Marcello Perego, è il direttore del Banco Farmaceutico e così ne racconta la nascita: «Il banco è nato quando, su proposta della CdO di Milano, venne passata a me, che di mestiere faccio il farmacista, una richiesta per una donazione di medicinali. La nostra prima risposta fu che non eravamo in grado di aiutarli, perché gli ostacoli imposti dalla legge erano troppi. Dopo qualche tempo però, grazie all’amicizia con i farmacisti di Milano, trovammo la soluzione. Visto che i farmaci, per legge, potevano essere conservati solo in farmacia e che potevano essere solo i farmacisti a consegnarli, ci venne l’idea di usare le nostre farmacie come magazzino. Oggi le farmacie che collaborano con noi sono quasi tremila». Un gesto, quello della raccolta dei farmaci e della seguente distribuzione agli enti convenzionati, completamente gratuito, ma la cosa che stupisce di più sono i gesti straordinari che nascono da esperienze come questa, «come quello di Margherita, che per seguire e aiutare la crescita del Banco ha lasciato il suo lavoro».

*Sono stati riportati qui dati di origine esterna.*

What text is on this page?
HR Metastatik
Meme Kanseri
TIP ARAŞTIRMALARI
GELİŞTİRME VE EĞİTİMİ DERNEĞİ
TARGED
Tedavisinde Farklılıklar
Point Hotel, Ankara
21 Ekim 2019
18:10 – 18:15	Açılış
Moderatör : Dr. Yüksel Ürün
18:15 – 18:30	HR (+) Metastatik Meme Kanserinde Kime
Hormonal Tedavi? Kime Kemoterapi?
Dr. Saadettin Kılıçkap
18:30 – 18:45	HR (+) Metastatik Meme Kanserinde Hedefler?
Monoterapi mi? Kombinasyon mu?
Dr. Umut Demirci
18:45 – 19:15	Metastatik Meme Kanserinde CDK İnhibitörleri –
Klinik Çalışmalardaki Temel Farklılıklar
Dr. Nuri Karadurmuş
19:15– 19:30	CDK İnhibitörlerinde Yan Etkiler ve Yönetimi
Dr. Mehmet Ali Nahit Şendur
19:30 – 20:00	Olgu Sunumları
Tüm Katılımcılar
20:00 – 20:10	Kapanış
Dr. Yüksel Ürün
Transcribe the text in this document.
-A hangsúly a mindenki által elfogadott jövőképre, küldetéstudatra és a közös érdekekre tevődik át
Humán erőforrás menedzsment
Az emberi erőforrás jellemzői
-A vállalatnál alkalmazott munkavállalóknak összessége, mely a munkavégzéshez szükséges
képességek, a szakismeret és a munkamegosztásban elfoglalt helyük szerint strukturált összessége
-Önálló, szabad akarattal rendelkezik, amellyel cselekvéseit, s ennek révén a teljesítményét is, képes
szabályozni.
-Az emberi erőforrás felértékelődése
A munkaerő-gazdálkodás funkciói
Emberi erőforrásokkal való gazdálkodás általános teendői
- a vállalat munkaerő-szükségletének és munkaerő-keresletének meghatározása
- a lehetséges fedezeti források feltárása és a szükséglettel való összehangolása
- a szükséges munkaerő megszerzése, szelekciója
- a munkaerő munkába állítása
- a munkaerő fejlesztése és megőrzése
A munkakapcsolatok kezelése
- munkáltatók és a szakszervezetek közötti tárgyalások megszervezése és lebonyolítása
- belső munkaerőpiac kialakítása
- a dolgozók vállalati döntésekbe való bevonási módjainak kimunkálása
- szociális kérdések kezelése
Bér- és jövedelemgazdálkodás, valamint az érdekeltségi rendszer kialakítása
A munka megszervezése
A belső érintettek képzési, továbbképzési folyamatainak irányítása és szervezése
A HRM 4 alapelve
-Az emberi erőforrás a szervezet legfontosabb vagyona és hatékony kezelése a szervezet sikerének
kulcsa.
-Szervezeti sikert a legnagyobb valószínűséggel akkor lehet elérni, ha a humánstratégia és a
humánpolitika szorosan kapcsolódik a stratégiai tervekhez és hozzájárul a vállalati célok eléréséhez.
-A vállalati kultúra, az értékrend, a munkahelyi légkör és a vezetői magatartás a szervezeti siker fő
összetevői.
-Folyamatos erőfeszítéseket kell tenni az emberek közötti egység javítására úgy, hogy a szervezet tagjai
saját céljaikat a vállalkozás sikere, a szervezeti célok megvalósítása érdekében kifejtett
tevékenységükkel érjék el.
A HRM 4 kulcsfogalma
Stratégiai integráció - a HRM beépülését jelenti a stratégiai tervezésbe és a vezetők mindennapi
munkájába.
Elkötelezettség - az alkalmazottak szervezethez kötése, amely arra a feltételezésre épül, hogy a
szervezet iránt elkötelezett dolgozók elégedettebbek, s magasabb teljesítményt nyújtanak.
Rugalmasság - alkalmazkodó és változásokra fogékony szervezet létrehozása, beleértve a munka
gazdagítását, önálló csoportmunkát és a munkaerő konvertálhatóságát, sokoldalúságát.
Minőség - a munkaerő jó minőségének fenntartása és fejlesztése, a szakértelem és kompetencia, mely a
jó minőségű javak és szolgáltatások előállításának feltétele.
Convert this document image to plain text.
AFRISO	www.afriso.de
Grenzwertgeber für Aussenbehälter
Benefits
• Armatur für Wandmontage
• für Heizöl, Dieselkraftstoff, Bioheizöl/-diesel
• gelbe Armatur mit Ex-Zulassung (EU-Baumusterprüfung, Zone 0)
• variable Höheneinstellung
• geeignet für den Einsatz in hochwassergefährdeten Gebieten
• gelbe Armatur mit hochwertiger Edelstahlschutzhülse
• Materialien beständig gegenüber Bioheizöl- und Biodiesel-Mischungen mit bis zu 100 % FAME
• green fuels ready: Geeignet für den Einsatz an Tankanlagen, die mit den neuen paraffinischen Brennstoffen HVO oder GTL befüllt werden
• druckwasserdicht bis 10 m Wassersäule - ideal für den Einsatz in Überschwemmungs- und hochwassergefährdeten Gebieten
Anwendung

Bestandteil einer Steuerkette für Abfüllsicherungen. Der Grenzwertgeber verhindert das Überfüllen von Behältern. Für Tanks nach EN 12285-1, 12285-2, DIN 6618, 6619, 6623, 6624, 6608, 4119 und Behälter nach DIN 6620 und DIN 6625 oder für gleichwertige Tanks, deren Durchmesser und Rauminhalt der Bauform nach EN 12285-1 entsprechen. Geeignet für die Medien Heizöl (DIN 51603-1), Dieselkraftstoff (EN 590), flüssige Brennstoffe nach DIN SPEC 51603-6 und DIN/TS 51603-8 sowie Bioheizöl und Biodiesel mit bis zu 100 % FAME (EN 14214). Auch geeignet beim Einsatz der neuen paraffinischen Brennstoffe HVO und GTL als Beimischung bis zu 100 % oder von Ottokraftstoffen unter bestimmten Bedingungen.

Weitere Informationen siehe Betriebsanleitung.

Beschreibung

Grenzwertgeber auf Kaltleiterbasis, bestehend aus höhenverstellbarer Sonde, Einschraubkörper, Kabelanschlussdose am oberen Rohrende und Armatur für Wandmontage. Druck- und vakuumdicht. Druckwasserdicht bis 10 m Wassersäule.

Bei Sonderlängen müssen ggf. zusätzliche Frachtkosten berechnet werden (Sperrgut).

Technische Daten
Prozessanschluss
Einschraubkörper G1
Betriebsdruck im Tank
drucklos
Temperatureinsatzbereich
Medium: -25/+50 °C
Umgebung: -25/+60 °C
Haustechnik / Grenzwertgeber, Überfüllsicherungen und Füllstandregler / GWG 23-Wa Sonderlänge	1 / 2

Marco Lucchini del Banco Alimentare ha voluto raccontare la sua esperienza «che è nata dopo avere visto che esistevano esperienze simili negli Stati Uniti e in Spagna». All’epoca, nel 1988, Lucchini lavorava in una piccola catena di supermercati e poteva toccare con mano gli sprechi che venivano fatti in nome della logica di mercato: «Era incredibile che venissero gettate tante quantità di cibo, per cui quando il mio amico Giorgio Vittadini mi ha proposto di andare in Spagna a vedere un associazione in cui facevano un lavoro simile a quello che avremmo fatto noi dopo, ho accettato subito. E lì ho visto la risposta al mio desiderio, tant’è che ho lasciato anche il mio lavoro per buttarmi in questa esperienza». All’inizio non fu facile. «La prima volta che presentai il Banco Alimentare in un’università, un professore mi disse che era una bella idea che non aveva futuro. L’ho rincontrato l’anno scorso: mi ha chiesto scusa». Alla base di questa storia però c’è l’incontro con le persone, non la semplice raccolta di cibo per i più poveri. «Quando portammo l’esperienza del Banco in Brasile, a San Paolo, vidi che c’era un supermercato dove non avevano raccolto niente. Io pensai che era meglio andare via e spostarci in un altro posto. Lo dissi al volontario e lui mi rispose: ma non ci avete detto che fate questa cosa per incontrare le persone? Io non ho mai visto tanta gente del mio quartiere come oggi».